10 de septiembre de 2026

 La fatiga de ser fuerte

Hay un cansancio que no se quita durmiendo porque no es físico, es aquel que viene del alma, de sostenerlo todo y a todos por mucho tiempo. Es la fatiga de ser fuerte.

Es el quebranto del que resuelve, del que no llora, del que siempre dice «yo puedo», del que parece que nunca se cae, pero por dentro ya no puede más.

Si alguna vez te has sentido así, esta reflexión es para ti.

Ser fuerte agota, porque te obliga a vivir en control, a tener siempre la respuesta, la solución, la calma. Y esto te brinda seguridad por un momento, pero después se vuelve una carga muy pesada y llega el día en que te rindes y aceptas que no todo depende de ti y que no todo lo puedes resolver tú mismo.

Y es justo ahí donde empieza tu verdadera fortaleza.

Ser fuerte no significa estar de pie siempre, es saber cuándo arrodillarse para soltar; porque hay batallas que no se ganan luchando más, se ganan entregándolas justo en ese momento sagrado en el que te detienes con humildad y dices: “Dios, hasta aquí llegué yo, de aquí en adelante te toca a Ti».

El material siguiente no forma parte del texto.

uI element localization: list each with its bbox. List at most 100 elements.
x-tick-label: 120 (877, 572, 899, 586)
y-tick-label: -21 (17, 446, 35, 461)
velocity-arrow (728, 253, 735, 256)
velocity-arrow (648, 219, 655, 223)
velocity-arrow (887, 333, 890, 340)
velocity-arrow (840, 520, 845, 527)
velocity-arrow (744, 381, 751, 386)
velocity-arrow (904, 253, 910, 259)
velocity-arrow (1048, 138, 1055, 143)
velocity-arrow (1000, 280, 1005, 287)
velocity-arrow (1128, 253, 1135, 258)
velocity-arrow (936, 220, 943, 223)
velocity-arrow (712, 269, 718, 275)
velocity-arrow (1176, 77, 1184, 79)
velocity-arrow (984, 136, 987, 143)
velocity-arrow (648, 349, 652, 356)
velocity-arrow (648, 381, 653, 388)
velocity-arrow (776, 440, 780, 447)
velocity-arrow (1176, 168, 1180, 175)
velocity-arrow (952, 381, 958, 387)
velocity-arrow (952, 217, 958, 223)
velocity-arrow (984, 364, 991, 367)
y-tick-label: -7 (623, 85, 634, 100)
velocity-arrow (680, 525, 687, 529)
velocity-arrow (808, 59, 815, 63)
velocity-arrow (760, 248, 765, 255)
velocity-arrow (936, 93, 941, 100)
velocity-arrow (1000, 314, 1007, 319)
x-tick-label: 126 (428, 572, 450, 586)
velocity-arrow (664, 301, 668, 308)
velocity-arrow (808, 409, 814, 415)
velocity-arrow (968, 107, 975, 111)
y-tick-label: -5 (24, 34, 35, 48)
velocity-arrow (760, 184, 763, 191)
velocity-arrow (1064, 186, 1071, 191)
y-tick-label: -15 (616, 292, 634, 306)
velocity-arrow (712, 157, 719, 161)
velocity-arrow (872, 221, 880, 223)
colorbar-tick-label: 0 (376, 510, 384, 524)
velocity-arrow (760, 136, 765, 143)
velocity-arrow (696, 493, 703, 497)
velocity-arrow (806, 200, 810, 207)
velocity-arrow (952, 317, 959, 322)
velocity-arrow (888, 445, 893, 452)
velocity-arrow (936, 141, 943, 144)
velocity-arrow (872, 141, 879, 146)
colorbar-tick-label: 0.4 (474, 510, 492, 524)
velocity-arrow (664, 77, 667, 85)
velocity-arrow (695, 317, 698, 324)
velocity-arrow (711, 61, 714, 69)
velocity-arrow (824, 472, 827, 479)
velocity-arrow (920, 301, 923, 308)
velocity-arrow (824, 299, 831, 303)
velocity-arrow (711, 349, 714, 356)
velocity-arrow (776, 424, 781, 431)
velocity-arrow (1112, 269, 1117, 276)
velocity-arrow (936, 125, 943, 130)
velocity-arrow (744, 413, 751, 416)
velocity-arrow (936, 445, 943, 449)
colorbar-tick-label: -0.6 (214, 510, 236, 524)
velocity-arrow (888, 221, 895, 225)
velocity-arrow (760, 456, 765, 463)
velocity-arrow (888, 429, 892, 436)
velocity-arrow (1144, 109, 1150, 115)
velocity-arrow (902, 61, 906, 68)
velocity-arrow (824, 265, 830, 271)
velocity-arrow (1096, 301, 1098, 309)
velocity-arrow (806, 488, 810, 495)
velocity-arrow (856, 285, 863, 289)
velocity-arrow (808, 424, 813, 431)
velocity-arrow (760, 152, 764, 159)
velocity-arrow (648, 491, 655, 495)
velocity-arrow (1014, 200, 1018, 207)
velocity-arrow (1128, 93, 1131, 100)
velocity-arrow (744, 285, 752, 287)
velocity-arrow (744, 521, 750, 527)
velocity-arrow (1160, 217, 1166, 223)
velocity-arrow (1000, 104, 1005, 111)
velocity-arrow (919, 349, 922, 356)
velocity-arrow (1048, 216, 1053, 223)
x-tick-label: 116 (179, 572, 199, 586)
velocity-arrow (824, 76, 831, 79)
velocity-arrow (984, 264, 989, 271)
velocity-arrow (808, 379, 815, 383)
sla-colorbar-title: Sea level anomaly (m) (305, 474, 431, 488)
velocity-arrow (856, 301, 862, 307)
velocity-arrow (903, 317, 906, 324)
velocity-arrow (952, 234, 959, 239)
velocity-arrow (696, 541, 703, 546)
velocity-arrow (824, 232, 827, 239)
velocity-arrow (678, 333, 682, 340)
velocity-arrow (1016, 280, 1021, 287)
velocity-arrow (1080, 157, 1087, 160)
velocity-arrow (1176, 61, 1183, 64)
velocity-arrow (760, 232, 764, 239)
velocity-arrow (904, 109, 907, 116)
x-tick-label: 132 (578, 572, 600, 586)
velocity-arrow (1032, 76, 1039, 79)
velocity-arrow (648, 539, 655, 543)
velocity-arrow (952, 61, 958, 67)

Y eso no es rendirse, es entender que soltar también es aprender a confiar: a dejar de lado la culpa, la complacencia y ese papel de salvador que te has echado encima para aferrarte entonces a lo que sí te toca: a la esperanza, a los valores y a ese ratito de oración en la mañana que te regresa a tu centro. 

Por eso hoy y siempre, suelta esa fatiga de ser fuerte. Al final, descansar también es un acto de fe. Recuerda que no fuiste creado para ser invencible, sino para ser sostenido por Dios.